Since we can all learn from each other, I would like to share questions a parent posed about her son recently at one of my trainings and my answer. I hope this helps other parents struggling with the same thing.

Questions: She shared that she is concerned about her first grade Know-It-All son who struggles with reading comprehension.  He is going to be in a first grade accelerated class in the fall. What should I do?

This is my answer to her:

It is hard for parents to know exactly how much to push their children and when to back off. I have the advantage of having seen children grow and develop over the years. Firstly, the know-it-all child doesn't always grow into the know-it-all adult. If your fear is that he will become that adult that no one can stand, I can assure you that he will quickly be leveled by his teachers, peers, and the reality of the real world.

"Know-it-alls" tend to be more insecure and that is how they cope. It can be a coverup for knowing he isn't as smart as everything thinks he is. Young children coverup not knowing how to do something by saying it is boring or they already know it.
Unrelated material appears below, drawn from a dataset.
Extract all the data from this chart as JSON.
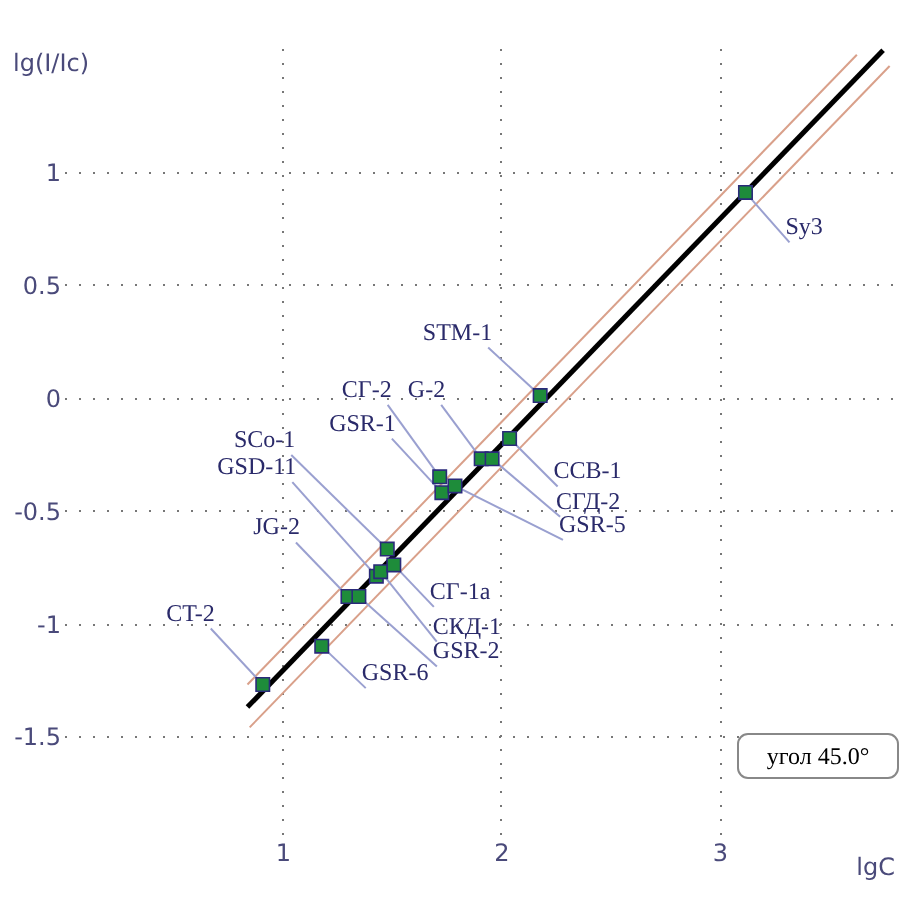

If he begins avoiding work and doesn't do assignments because they are "boring," he will be sending the message that he is struggling. In the minds of bright children, it isn't okay to struggle. They don't realize that even bright people struggle. Helping him identify that he is labeling hard things boring and offering strategies to solve the challenge will help him more in the long run. Reassure him that hard is okay for even bright children. 

Since he is going to be in an acceleratd class, I encourage you to watch his reactions to those things that are challenging.

If he is a strong math student, he may not be great at writing. He may be a good reader, but his comprehension skills do not match his oral reading fluency. This is not uncommon for young readers. They are so focused on reading the words, which is what they are learning to do at that age, that they haven't yet develped the ability to retain what they have read.

I can read a whole chapter to my class, have them engaged because I am reading with feeling, but I won't remember the next day if I read that chapter.

Reading words and retaining the meaning are two separate skills created in two separate parts of the brain. The left brain is reading and the right brain is forming images to retain the meaning. They don't often come together, especially for boys, until later. For this reason, your son may not remember what he has read. If someone pressures him, he will feel inadequate and resort to being a know-it-all. It's all a coverup. I would recommend having him stop after each sentence and see if he can picture what he read in his mind. Then have hime retell the story. That is training for real comprehension. 

Watch my video on the brain. It will explain what will happen to him when someone asks him questions about what he read that puts him into stress mode. He will not remember his name if he is stressed enough. 

One more point: Most early readers skil the important skill of learning the rules of phonics. They make the connections between letters and sound, but because they come in with reading, they are skipped into a program that doesn't teach phonics. As a result, when they are older and the words become more difficult, they don't always know how to break them apart. If you see that happen, I would alert the teacher about his never being taught phonics and that he might need some training in the rules of syllabicaiton and irregular sounds.